The anti-SLAPP statute has been invoked in many situations since then, with the SJC recently, and critically, interpreting the statute and the applicable tests thereunder in Blanchard v. Steward Carney Hosp., 477 Mass. 141 (2017). However, sometimes the anti-SLAPP statute is invoked in unusual situations. A recent unpublished Appeals Court decision considers such a situation.

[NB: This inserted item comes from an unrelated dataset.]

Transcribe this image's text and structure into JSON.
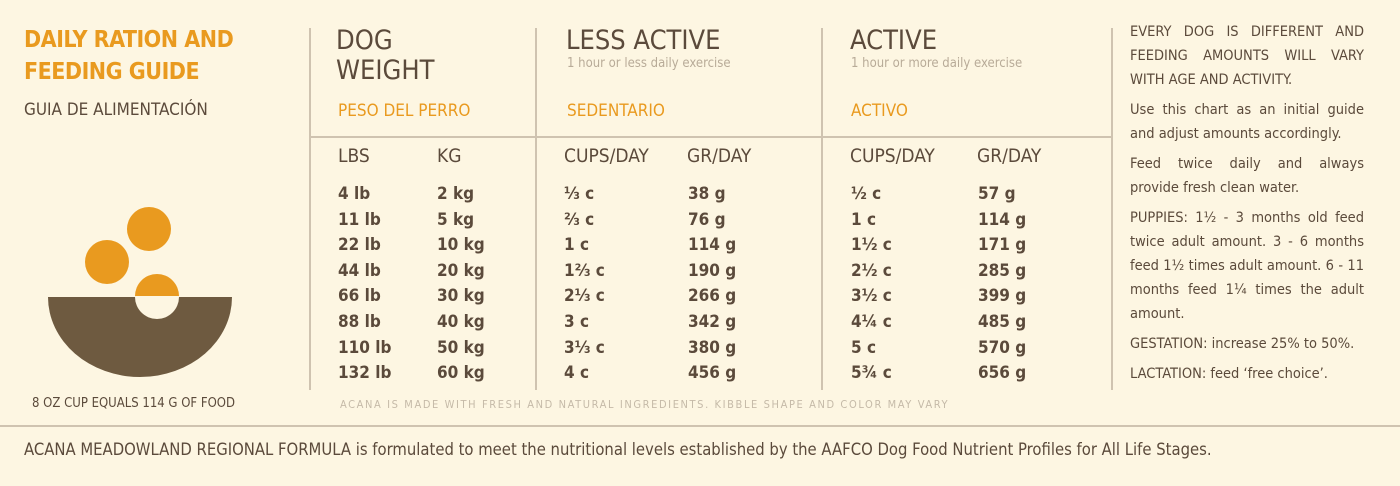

The Decision, Roscioli v. Sanderson, No. 17-P-499 (App. Ct. May 15, 2018), relates to an interlocutory appeal from an anti-SLAPP motion to dismiss denied by the Land Court. The trial court litigation is ongoing and complicated by the sheer number of parties involved – at one time there were more than 185 defendants, including the Town of Sturbridge. The underlying issue concerns the parties’ rights, or lack thereof, in a way which runs next to the Plaintiffs’ property. Before filing their Complaint, the Plaintiffs complained to the Town about members of the public trespassing on the way, which Plaintiffs alleged was their exclusive right of way. The Town requested statements from members of the public with respect to their historic use of the way, and over 180 affidavits were submitted in response, some of which alleged use of the way back to the mid-1900’s. After receipt of the affidavits the Town determined that it would not enforce its trespassing laws regarding the way.

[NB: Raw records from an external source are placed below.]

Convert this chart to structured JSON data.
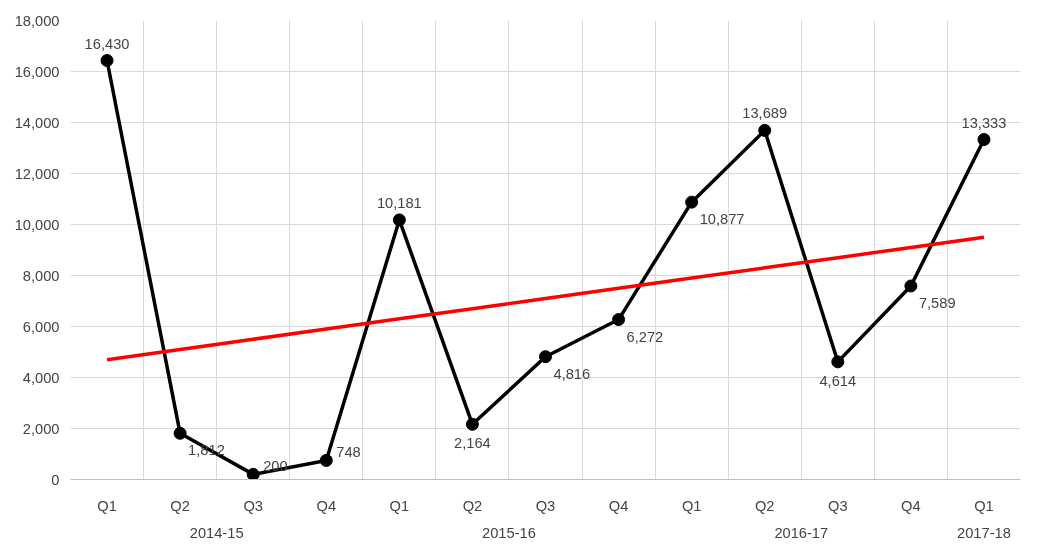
{
  "chart_data": {
    "type": "line",
    "categories": [
      "Q1",
      "Q2",
      "Q3",
      "Q4",
      "Q1",
      "Q2",
      "Q3",
      "Q4",
      "Q1",
      "Q2",
      "Q3",
      "Q4",
      "Q1"
    ],
    "series": [
      {
        "color": "#000000",
        "values": [
          16430,
          1812,
          200,
          748,
          10181,
          2164,
          4816,
          6272,
          10877,
          13689,
          4614,
          7589,
          13333
        ]
      },
      {
        "color": "#ff0000",
        "marker": "none",
        "values": [
          4700,
          5100,
          5500,
          5900,
          6300,
          6700,
          7100,
          7500,
          7900,
          8300,
          8700,
          9100,
          9500
        ]
      }
    ],
    "annotations": [
      "2014-15",
      "2015-16",
      "2016-17",
      "2017-18"
    ],
    "ylim": [
      0,
      18000
    ],
    "yticks": [
      {
        "value": 0,
        "label": "0"
      },
      {
        "value": 2000,
        "label": "2,000"
      },
      {
        "value": 4000,
        "label": "4,000"
      },
      {
        "value": 6000,
        "label": "6,000"
      },
      {
        "value": 8000,
        "label": "8,000"
      },
      {
        "value": 10000,
        "label": "10,000"
      },
      {
        "value": 12000,
        "label": "12,000"
      },
      {
        "value": 14000,
        "label": "14,000"
      },
      {
        "value": 16000,
        "label": "16,000"
      },
      {
        "value": 18000,
        "label": "18,000"
      }
    ],
    "grid": true,
    "marker": "circle",
    "line_style": "solid",
    "value_labels": [
      "16,430",
      "1,812",
      "200",
      "748",
      "10,181",
      "2,164",
      "4,816",
      "6,272",
      "10,877",
      "13,689",
      "4,614",
      "7,589",
      "13,333"
    ]
  }
}
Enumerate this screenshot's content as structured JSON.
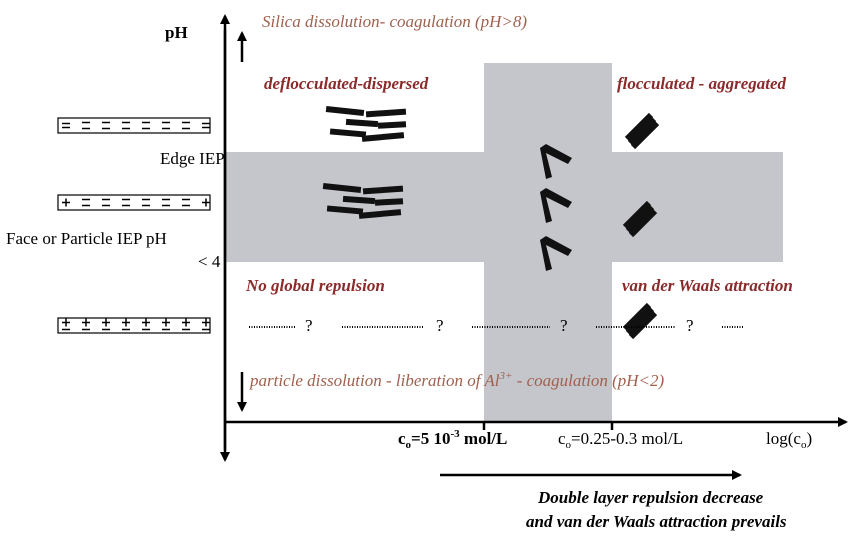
{
  "axis": {
    "y_label": "pH",
    "x_label": [
      "log(c",
      "o",
      ")"
    ]
  },
  "annotations": {
    "top": "Silica dissolution- coagulation (pH>8)",
    "bottom": [
      "particle dissolution - liberation of Al",
      "3+",
      " - coagulation (pH<2)"
    ]
  },
  "regions": {
    "top_left": "deflocculated-dispersed",
    "top_right": "flocculated - aggregated",
    "bottom_left": "No global repulsion",
    "bottom_right": "van der Waals attraction"
  },
  "levels": {
    "edge": "Edge IEP",
    "face": [
      "Face or Particle IEP pH",
      "< 4"
    ]
  },
  "question_marks": [
    "?",
    "?",
    "?",
    "?"
  ],
  "concentrations": [
    [
      "c",
      "o",
      "=5 10",
      "-3",
      " mol/L"
    ],
    [
      "c",
      "o",
      "=0.25-0.3 mol/L"
    ]
  ],
  "footnote": [
    "Double layer repulsion decrease",
    "and van der Waals attraction prevails"
  ]
}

That being the wrong decision from the Plaintiffs’ point of view, they filed suit in the Land Court seeking to try title to the way and naming, surprise surprise, all those who filed affidavits with the Town as defendants, including John and Ellen Welch, whose affidavit claimed use of the way back to 1983. The Welches filed a special motion to dismiss, arguing that the claims against them were based upon their protected petitioning activity, namely, the affidavit that they filed with the Town. The Land Court judge denied their motion to dismiss, stating:
“While the defendants’ submissions to the Town allowed the plaintiffs to identify the persons who claim rights in their properties, the case is not about those submissions but, instead, about the existence and scope of the rights so claimed. As such, it is a proper ‘cloud on title’ case, properly brought before this court, G. L. c. 240, § 6, and is not precluded by the Anti-SLAPP statute.”

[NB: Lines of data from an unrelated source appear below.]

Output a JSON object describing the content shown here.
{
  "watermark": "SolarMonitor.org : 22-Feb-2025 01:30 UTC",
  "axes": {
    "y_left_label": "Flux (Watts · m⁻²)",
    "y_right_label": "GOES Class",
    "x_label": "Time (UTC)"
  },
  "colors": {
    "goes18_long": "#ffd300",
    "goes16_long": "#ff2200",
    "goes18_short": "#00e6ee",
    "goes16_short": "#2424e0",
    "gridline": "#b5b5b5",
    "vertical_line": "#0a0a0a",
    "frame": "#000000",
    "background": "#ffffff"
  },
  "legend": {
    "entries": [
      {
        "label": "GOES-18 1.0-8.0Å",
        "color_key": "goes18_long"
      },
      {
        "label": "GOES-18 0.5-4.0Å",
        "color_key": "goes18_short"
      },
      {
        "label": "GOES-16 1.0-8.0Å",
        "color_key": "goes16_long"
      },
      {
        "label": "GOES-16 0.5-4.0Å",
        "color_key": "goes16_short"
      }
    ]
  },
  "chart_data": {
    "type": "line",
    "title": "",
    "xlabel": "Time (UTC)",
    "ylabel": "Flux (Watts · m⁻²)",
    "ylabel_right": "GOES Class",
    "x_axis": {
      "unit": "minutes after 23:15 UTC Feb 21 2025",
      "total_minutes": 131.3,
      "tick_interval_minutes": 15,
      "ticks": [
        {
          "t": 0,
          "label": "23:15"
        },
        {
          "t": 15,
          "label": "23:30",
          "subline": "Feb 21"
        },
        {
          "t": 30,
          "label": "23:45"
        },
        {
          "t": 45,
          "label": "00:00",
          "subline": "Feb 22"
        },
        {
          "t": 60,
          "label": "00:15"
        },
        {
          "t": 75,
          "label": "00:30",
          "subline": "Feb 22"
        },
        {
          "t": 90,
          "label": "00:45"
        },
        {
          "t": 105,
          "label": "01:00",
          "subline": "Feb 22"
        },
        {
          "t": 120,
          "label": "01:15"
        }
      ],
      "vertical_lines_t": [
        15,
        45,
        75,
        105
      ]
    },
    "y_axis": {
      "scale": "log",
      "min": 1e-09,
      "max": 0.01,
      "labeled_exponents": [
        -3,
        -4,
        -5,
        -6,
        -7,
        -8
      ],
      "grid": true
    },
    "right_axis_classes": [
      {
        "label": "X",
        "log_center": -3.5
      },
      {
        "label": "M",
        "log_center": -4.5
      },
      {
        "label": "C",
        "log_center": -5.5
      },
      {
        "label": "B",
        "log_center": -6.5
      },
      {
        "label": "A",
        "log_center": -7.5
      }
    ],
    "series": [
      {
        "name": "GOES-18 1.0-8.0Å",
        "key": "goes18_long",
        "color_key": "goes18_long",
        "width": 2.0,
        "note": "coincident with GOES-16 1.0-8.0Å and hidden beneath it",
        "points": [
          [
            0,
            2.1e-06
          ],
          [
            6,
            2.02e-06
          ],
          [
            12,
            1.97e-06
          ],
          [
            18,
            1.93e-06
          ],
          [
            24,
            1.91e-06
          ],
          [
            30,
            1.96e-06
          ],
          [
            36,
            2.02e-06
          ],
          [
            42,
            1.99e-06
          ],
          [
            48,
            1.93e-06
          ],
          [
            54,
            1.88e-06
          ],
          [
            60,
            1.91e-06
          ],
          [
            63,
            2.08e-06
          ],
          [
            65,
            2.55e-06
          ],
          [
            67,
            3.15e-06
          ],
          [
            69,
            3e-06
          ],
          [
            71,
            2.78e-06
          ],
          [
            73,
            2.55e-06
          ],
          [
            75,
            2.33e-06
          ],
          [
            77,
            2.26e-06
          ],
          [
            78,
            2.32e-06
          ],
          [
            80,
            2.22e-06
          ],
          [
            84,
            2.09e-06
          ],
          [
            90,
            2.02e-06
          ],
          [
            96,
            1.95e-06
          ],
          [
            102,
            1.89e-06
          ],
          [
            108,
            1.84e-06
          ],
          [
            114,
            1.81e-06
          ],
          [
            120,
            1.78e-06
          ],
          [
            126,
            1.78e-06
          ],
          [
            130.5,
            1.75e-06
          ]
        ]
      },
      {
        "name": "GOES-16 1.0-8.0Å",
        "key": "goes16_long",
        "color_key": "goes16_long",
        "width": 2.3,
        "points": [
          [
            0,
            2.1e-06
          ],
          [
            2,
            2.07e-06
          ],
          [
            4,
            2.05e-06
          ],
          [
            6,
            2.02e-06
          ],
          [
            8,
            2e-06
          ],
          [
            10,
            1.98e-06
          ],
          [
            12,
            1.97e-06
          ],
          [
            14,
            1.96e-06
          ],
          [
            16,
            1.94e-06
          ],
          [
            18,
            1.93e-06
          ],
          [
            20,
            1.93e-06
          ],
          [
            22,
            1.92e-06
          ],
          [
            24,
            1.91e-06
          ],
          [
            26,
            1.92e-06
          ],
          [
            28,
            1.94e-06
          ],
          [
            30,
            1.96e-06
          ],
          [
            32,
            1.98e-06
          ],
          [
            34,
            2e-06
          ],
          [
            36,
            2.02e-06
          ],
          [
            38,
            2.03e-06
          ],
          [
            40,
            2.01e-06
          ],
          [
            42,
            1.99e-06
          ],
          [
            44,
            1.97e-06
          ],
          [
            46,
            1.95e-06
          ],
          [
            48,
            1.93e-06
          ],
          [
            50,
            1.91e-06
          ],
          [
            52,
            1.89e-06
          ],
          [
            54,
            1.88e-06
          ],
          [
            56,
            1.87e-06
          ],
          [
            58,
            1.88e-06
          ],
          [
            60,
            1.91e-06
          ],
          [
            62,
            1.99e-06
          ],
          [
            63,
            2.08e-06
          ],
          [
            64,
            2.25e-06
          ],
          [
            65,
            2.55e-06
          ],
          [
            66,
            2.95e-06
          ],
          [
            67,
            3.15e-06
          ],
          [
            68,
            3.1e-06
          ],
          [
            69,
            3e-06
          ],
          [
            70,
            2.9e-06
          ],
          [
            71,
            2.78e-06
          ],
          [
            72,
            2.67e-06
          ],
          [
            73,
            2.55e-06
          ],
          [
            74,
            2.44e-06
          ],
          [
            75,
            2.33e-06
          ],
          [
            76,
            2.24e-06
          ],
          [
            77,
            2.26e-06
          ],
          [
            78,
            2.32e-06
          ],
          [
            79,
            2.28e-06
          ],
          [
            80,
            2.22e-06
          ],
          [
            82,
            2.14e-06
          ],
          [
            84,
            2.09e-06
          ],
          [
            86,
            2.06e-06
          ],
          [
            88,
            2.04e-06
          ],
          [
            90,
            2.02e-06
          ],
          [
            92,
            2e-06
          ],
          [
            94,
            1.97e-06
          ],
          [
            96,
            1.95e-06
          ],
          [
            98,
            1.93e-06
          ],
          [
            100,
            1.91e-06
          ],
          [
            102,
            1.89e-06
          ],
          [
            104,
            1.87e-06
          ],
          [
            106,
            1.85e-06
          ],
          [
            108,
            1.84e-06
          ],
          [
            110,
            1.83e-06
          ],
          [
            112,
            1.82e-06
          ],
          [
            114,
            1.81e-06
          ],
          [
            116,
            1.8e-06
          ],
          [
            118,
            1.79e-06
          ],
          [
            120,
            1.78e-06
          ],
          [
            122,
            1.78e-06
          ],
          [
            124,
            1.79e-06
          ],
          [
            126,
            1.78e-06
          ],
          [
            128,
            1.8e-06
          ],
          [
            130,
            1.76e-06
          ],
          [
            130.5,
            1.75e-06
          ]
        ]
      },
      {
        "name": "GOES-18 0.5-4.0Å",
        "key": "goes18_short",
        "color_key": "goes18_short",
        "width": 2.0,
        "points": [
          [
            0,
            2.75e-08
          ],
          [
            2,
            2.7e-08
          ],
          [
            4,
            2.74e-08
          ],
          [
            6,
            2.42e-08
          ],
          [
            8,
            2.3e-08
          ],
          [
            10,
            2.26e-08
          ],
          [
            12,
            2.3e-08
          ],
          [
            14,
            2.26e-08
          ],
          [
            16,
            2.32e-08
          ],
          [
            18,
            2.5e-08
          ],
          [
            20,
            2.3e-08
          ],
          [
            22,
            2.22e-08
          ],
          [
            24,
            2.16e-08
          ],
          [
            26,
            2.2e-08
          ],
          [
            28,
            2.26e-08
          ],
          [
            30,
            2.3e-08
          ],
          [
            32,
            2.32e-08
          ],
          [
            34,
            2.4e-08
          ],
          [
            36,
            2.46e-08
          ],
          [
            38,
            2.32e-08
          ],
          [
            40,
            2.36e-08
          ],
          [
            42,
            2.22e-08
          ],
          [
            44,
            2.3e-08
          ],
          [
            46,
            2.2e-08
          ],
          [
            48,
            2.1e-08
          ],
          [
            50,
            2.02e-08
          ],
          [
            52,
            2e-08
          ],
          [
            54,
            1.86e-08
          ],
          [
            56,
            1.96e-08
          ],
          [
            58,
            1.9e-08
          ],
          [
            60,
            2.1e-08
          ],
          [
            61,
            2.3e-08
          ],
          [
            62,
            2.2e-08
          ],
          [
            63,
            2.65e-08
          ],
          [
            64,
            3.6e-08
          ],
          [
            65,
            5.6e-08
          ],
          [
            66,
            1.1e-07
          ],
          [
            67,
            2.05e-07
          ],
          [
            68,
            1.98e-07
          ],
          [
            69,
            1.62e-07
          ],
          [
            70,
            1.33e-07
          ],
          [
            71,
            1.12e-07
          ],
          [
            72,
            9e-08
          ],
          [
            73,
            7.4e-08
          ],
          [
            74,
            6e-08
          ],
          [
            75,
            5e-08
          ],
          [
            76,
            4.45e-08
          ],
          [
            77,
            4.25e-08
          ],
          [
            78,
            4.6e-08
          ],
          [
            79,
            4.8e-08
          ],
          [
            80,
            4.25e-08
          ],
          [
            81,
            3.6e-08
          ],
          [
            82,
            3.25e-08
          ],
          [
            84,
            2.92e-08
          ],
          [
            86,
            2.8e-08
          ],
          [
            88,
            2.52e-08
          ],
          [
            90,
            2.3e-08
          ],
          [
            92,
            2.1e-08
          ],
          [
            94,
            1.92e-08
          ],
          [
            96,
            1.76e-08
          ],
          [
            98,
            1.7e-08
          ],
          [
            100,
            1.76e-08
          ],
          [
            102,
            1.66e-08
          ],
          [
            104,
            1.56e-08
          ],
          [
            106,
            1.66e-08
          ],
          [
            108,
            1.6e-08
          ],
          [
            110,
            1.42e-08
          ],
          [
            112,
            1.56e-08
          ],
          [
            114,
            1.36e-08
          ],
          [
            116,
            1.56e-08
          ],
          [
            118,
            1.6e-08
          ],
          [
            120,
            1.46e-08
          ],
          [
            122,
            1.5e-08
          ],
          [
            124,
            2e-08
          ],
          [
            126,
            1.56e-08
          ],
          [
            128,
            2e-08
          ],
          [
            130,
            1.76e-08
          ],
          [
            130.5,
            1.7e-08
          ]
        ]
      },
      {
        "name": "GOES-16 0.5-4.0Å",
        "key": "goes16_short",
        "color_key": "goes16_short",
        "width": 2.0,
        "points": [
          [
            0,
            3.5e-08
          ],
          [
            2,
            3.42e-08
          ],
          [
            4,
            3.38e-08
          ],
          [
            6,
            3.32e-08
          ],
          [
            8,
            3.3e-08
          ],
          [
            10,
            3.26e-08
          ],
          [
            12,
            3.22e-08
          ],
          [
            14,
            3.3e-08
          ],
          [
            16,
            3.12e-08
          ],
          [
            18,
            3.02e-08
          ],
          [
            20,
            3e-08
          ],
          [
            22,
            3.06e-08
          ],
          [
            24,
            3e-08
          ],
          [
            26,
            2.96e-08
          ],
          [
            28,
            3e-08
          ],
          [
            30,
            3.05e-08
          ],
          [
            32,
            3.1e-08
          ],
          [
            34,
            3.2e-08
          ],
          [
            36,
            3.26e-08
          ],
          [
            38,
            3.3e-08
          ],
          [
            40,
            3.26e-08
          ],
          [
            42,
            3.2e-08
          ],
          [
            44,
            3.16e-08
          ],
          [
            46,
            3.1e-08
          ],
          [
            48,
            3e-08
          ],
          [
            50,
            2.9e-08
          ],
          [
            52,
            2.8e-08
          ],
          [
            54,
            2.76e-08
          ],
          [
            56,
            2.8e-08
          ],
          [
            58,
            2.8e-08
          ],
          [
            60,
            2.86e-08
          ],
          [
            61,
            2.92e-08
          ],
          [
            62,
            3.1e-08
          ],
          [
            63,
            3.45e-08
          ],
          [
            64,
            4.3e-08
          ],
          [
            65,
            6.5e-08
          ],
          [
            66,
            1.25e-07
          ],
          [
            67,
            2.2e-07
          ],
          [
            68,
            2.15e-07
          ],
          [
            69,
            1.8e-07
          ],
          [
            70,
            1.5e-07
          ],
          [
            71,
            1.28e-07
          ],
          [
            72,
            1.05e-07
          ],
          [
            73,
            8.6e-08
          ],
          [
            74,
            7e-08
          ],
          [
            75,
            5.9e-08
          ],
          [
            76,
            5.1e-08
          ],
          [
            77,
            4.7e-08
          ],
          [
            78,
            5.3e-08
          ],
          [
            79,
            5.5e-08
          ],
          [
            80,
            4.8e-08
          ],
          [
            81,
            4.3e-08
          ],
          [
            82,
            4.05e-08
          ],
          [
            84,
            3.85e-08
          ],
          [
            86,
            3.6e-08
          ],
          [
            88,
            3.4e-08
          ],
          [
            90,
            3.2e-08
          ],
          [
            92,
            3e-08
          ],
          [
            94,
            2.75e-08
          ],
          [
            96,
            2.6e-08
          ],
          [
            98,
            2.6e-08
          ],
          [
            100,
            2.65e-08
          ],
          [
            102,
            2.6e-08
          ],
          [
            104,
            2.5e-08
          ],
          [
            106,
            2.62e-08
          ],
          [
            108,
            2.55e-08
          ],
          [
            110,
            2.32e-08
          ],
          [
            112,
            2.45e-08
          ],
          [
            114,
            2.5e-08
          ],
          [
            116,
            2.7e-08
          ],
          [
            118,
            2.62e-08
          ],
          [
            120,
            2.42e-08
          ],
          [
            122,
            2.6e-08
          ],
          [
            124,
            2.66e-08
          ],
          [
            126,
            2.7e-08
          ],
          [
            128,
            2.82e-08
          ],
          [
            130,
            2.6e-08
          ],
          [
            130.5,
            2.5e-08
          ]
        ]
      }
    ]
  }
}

The Welches appealed. They argued that the Plaintiffs’ litigation was is based exclusively on petitioning activity because the only people who were sued were those who submitted affidavits to the Town concerning the historic use of the way. The Appeals Court, like the Land Court, was not persuaded. After setting forth the legal framework within which the Welches’ motion should be considered — were the plaintiffs’ claims based solely on the Welches’ petitioning activity? If they were, were the claims not primarily brought to chill the Welches’ legitimate petitioning activities considering the totality of the circumstances — the Appeals Court concluded “the underlying case, on its face, involves the adjudication of rights to a way; the dispute began not with petitioning activity by the defendants, but when the plaintiffs complained about trespassers . . . It is evident from the pleadings and the facts alleged by the Welches that the plaintiffs have little interest in the Welches’ communications with the town but rather wish to settle the question of their title in the way. Accordingly, whether we view this as a failure to demonstrate that the suit was brought ‘solely’ based on the Welch’s petitioning activities, or a failure to show that the claims were not primarily brought to chill the Welches’ legitimate petitioning activities, the judge correctly denied relief” under the anti-SLAPP statute.
Other defendants apparently took notice of the Welches’ anti-SLAPP motion and filed similar motions to dismiss, all of which were denied by the Land Court judge.
This is not the first instance of an anti-SLAPP special motion to dismiss in a Land Court matter, see Kirk v. Li, 25 LCR 725 (Mass. Land Ct. 2017), and its invocation here, as in that matter, seems to be a stretch of the plain language of the statute. While there may be instances where the use of an anti-SLAPP special motion to dismiss is appropriate in a Land Court action, it remains to be seen what those circumstances are.